10. LIQUIDATION OF THE ASSOCIATION
a. The Association may be liquidated at a General Meeting by the majority of Members present, provided thirty (30) days notice of motion has been given to all Members through a special newsletter. A quorum must be present. Proxy votes will be allowed in writing by a singular postal vote (hard copy or email) submitted no later than ten days prior to the General Meeting. Votes to be sent to a nominated person/scrutineer. Any winding up resolution must be confirmed at a second general meeting, called not less than thirty (30) days after the first meeting, to pass a resolution confirming the earlier decision to wind up the Association. At the second meeting the confirming resolution will be passed if approved by a simple majority of all valid votes cast by the Members voting in person. If the confirming resolution is lost, then the earlier resolution shall lapse. If the confirming resolution is passed, the Members shall appoint one or more liquidators to wind up the Association.
b.
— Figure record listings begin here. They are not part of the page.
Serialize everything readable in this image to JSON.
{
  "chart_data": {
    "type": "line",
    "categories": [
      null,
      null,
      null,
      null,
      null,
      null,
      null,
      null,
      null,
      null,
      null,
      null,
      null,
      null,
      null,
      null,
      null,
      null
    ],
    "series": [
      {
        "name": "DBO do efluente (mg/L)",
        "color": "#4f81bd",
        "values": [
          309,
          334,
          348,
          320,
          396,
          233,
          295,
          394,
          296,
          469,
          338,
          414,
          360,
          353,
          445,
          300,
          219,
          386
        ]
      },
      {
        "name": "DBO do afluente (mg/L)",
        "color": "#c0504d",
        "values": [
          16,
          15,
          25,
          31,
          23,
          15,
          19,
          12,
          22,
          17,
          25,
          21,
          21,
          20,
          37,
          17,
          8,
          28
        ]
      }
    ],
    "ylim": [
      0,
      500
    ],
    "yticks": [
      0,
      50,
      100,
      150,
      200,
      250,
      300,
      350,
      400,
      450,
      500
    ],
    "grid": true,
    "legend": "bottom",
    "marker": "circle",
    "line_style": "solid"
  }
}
In the event if the Association being liquidated surplus assts after payment of all costs, debts and liabilities of the Association shall be distributed to a charitable purpose within New Zealand.
11. THE SEAL
The Common Seal of the Association shall be in the custody of the President. Two Members of the Committee shall be present with the President when it is used.
12. CONSTITUTIONAL AMENDMENTS
a. The whole or part of this constitution may be added to, amended or rescinded at any General Meeting, provided that notice of the motion has been given in writing to all Members at least thirty (30) days prior to the General Meeting. A quorum must be present and the motion passed by two-thirds majority.
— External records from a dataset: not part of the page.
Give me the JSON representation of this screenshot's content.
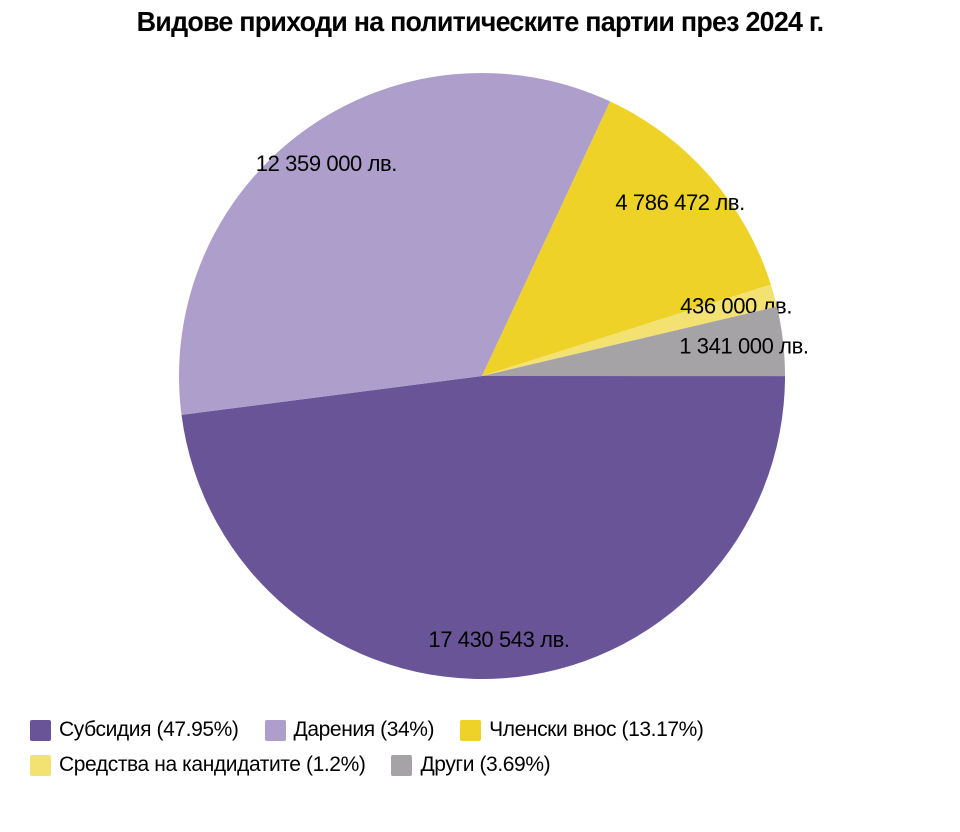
{
  "chart_data": {
    "type": "pie",
    "title": "Видове приходи на политическите партии през 2024 г.",
    "unit": "лв.",
    "background_color": "#ffffff",
    "text_color": "#000000",
    "legend_position": "bottom-left",
    "direction": "clockwise",
    "start_angle_deg_clockwise_from_top": 90,
    "slices": [
      {
        "label": "Субсидия",
        "percent": 47.95,
        "value": 17430543,
        "value_label": "17 430 543 лв.",
        "legend_label": "Субсидия (47.95%)",
        "color": "#6a5498"
      },
      {
        "label": "Дарения",
        "percent": 34,
        "value": 12359000,
        "value_label": "12 359 000 лв.",
        "legend_label": "Дарения (34%)",
        "color": "#ad9ecb"
      },
      {
        "label": "Членски внос",
        "percent": 13.17,
        "value": 4786472,
        "value_label": "4 786 472 лв.",
        "legend_label": "Членски внос (13.17%)",
        "color": "#eed227"
      },
      {
        "label": "Средства на кандидатите",
        "percent": 1.2,
        "value": 436000,
        "value_label": "436 000 лв.",
        "legend_label": "Средства на кандидатите (1.2%)",
        "color": "#f3e272"
      },
      {
        "label": "Други",
        "percent": 3.69,
        "value": 1341000,
        "value_label": "1 341 000 лв.",
        "legend_label": "Други (3.69%)",
        "color": "#a5a3a6"
      }
    ]
  }
}
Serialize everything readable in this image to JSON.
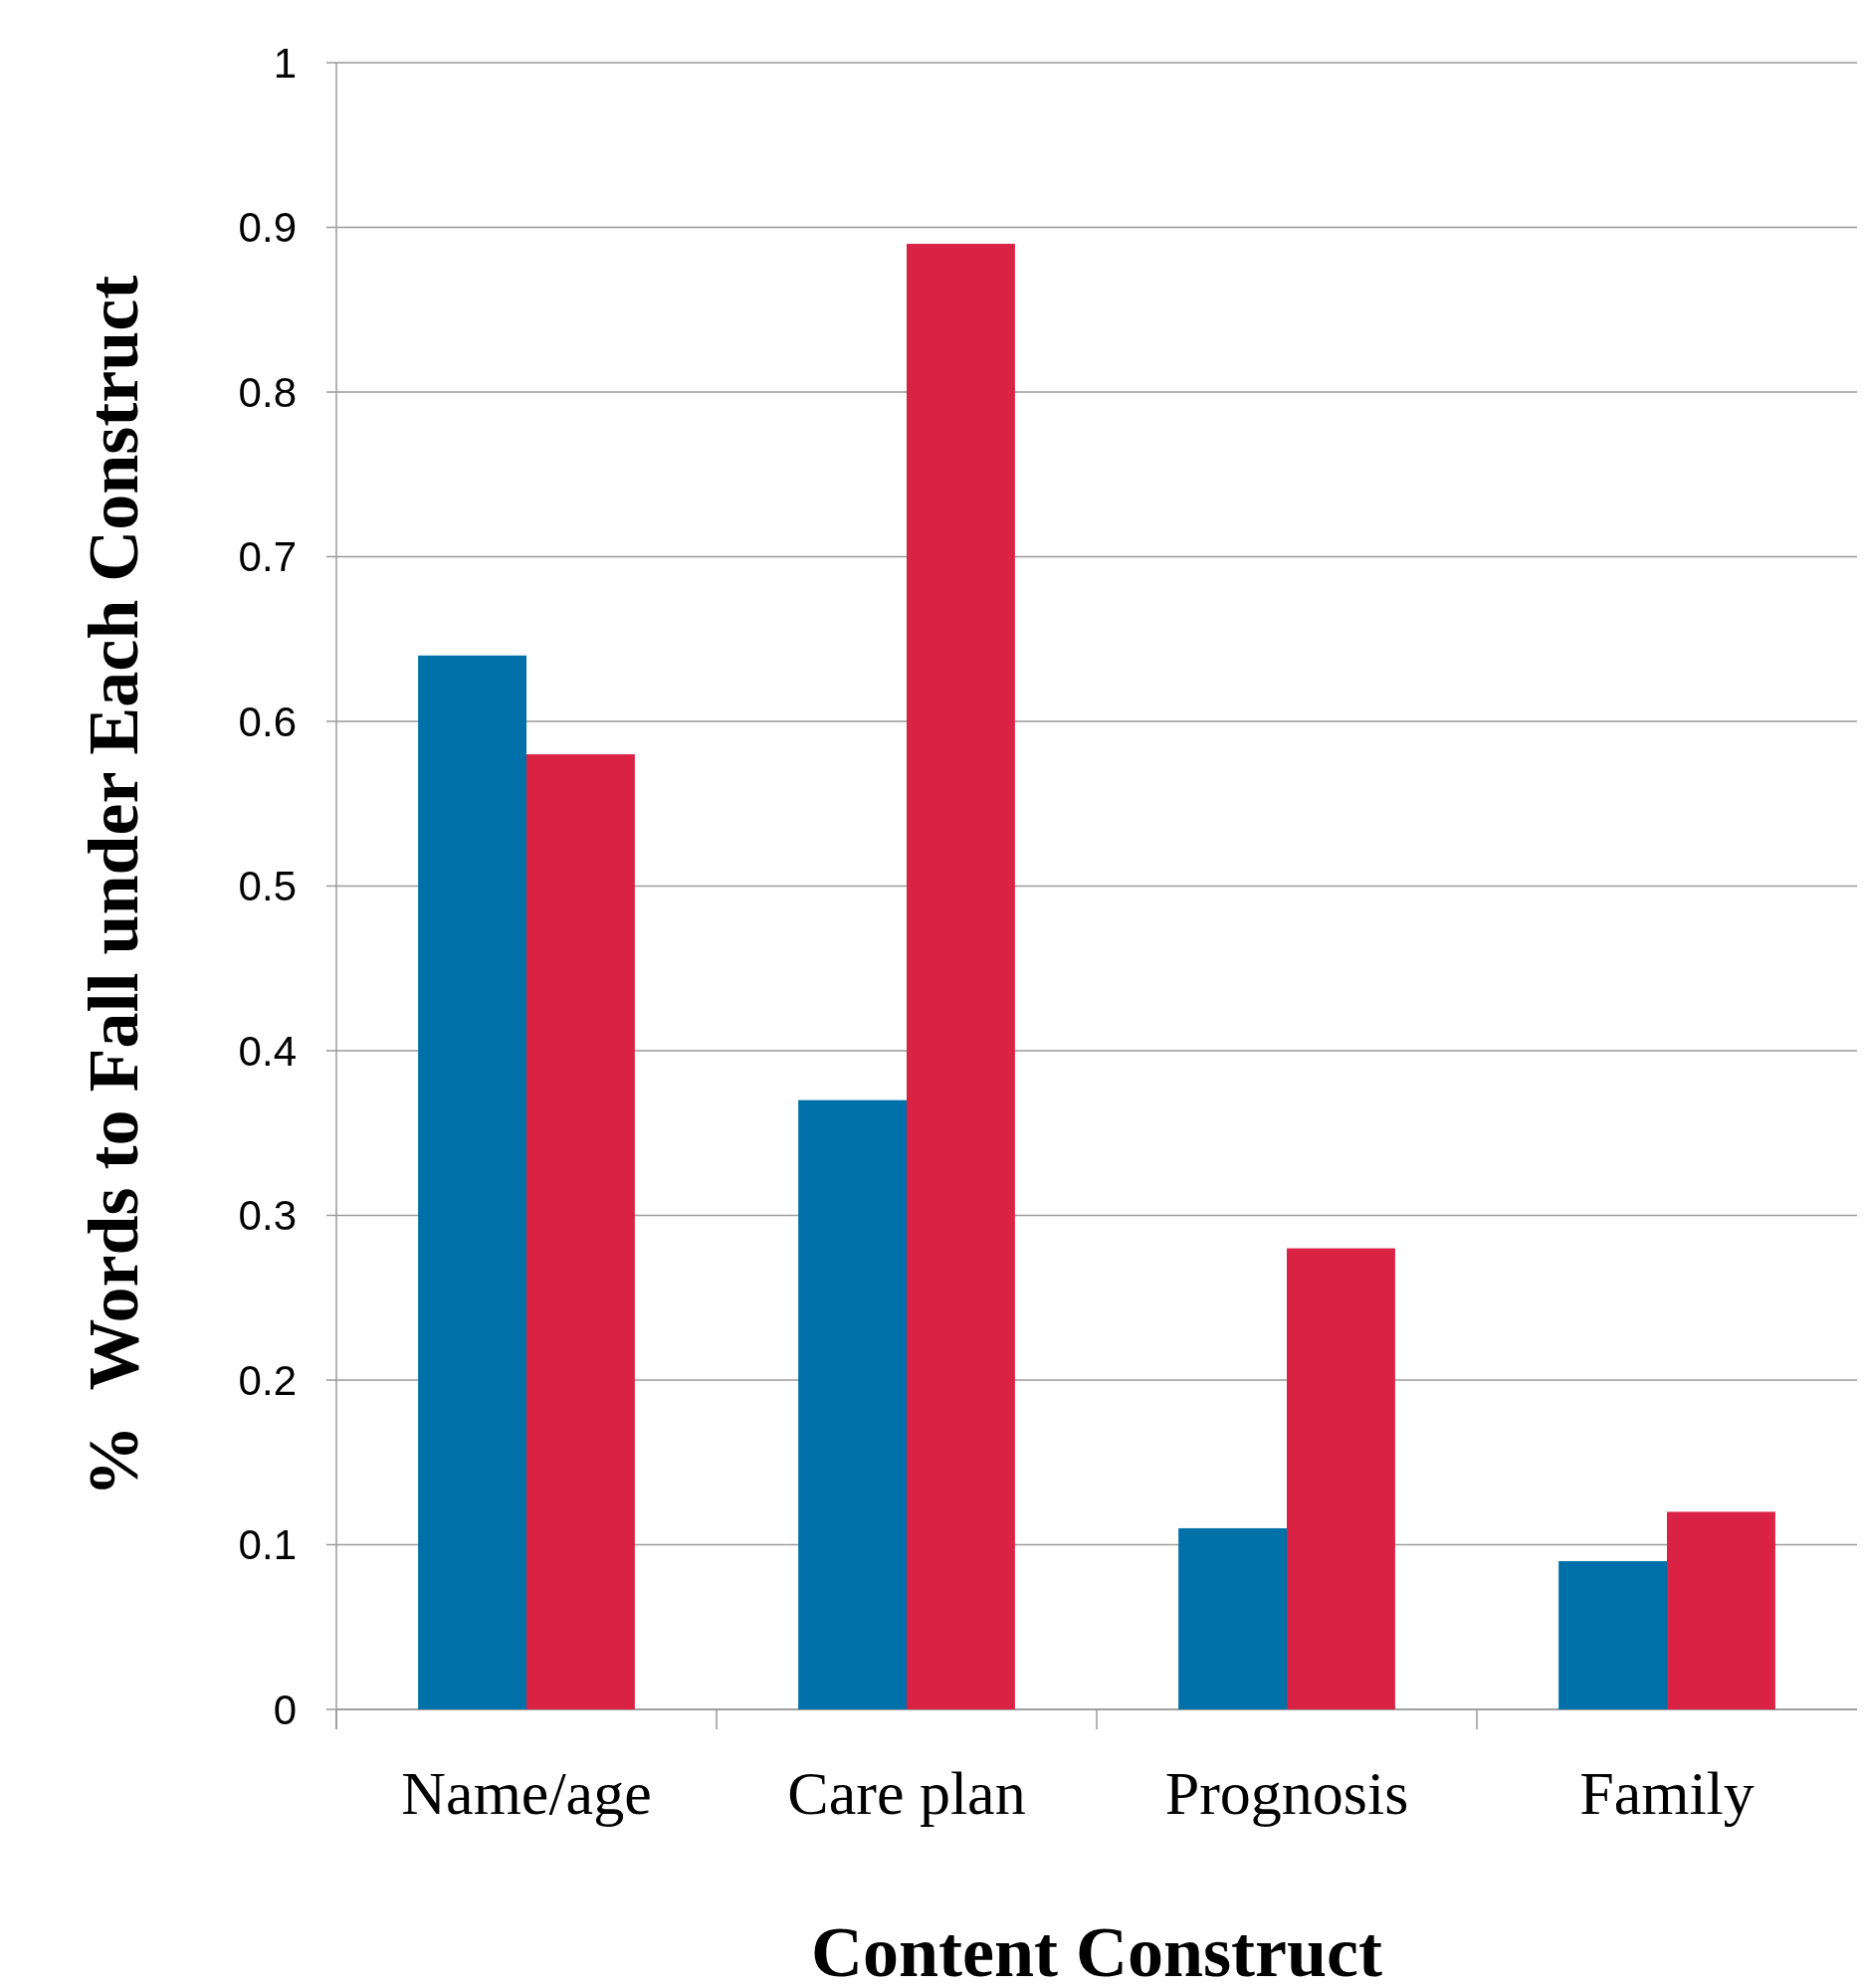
{
  "chart_data": {
    "type": "bar",
    "xlabel": "Content Construct",
    "ylabel": "%  Words to Fall under Each Construct",
    "categories": [
      "Name/age",
      "Care plan",
      "Prognosis",
      "Family"
    ],
    "series": [
      {
        "color": "#0070a8",
        "values": [
          0.64,
          0.37,
          0.11,
          0.09
        ]
      },
      {
        "color": "#da2244",
        "values": [
          0.58,
          0.89,
          0.28,
          0.12
        ]
      }
    ],
    "ylim": [
      0,
      1
    ],
    "yticks": [
      0,
      0.1,
      0.2,
      0.3,
      0.4,
      0.5,
      0.6,
      0.7,
      0.8,
      0.9,
      1
    ],
    "grid": "y"
  }
}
b. Every such notice shall set out in full the proposed amendment.
c. Duplicate copies of every amendment shall forthwith be delivered to the Registrar in accordance with the requirements of the Incorporated Societies Act 1908.
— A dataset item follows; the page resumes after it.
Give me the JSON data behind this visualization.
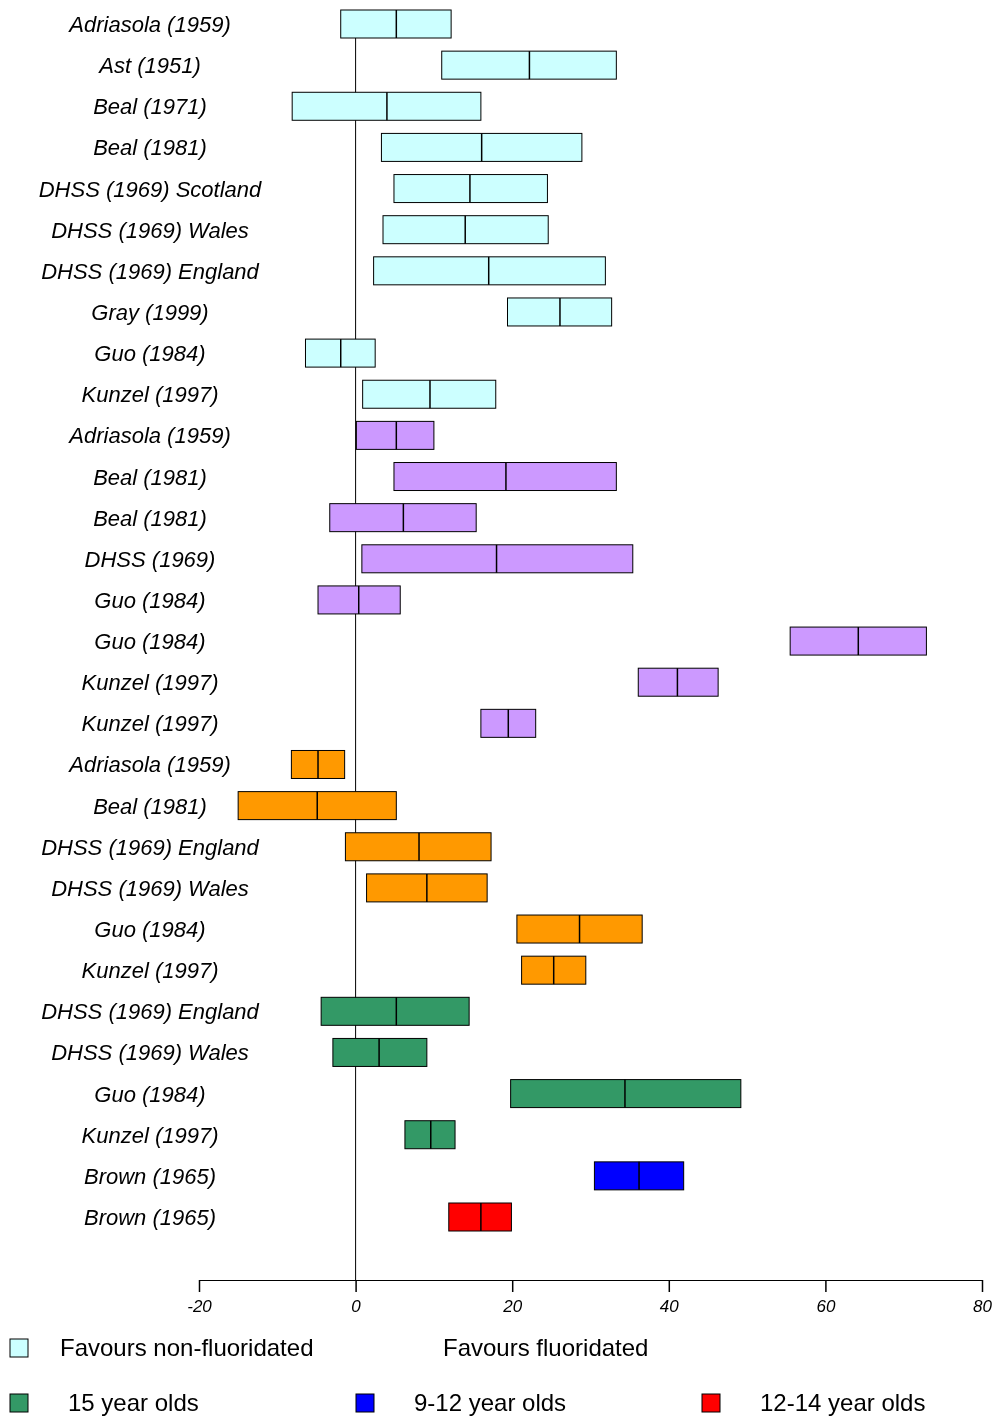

d. Provided always that any such addition, amendment or recision shall be valid and effective if, and only if, it does not affect or detract from the exclusively charitable nature of the Society.
13. NEW ZEALAND SYMPOSIA
All documentation, contracts and seeding money will be held in trust by the Association to enable consistency and support for all future Symposia. Upon the future Symposia Committee agreeing to any conditions imposed by Aotearoa Quilters, Aotearoa Quilters will pass on base documents, seeding money, contracts, timetables and other information to future Symposia Committees to enable them to easily deliver future Symposia.
a. The registered office of the Association shall be the address of the current treasurer.
b. The accounts of the Association shall be audited by an auditor to be appointed each year at the Annual General Meeting.
c. Any notice of motion for Constitutional Amendments or dissolution must be moved and seconded, and be put in writing to the Executive to be recorded in the minutes.
d. The constitution shall be available for inspection by any financial Member of the Association at any General Meeting or with any written request.
e. Every dispute between a Member under this Constitution and the Association or its officers shall be decided by the Committee and the decision shall be binding.
f. In the interpretation of the Constitution the decision of the committee shall final and binding.
The change of Name to Aotearoa Quilters National Association of New Zealand Incorporated was approved at the 17th Annual General Meeting held in Hamilton on 10 September 2011.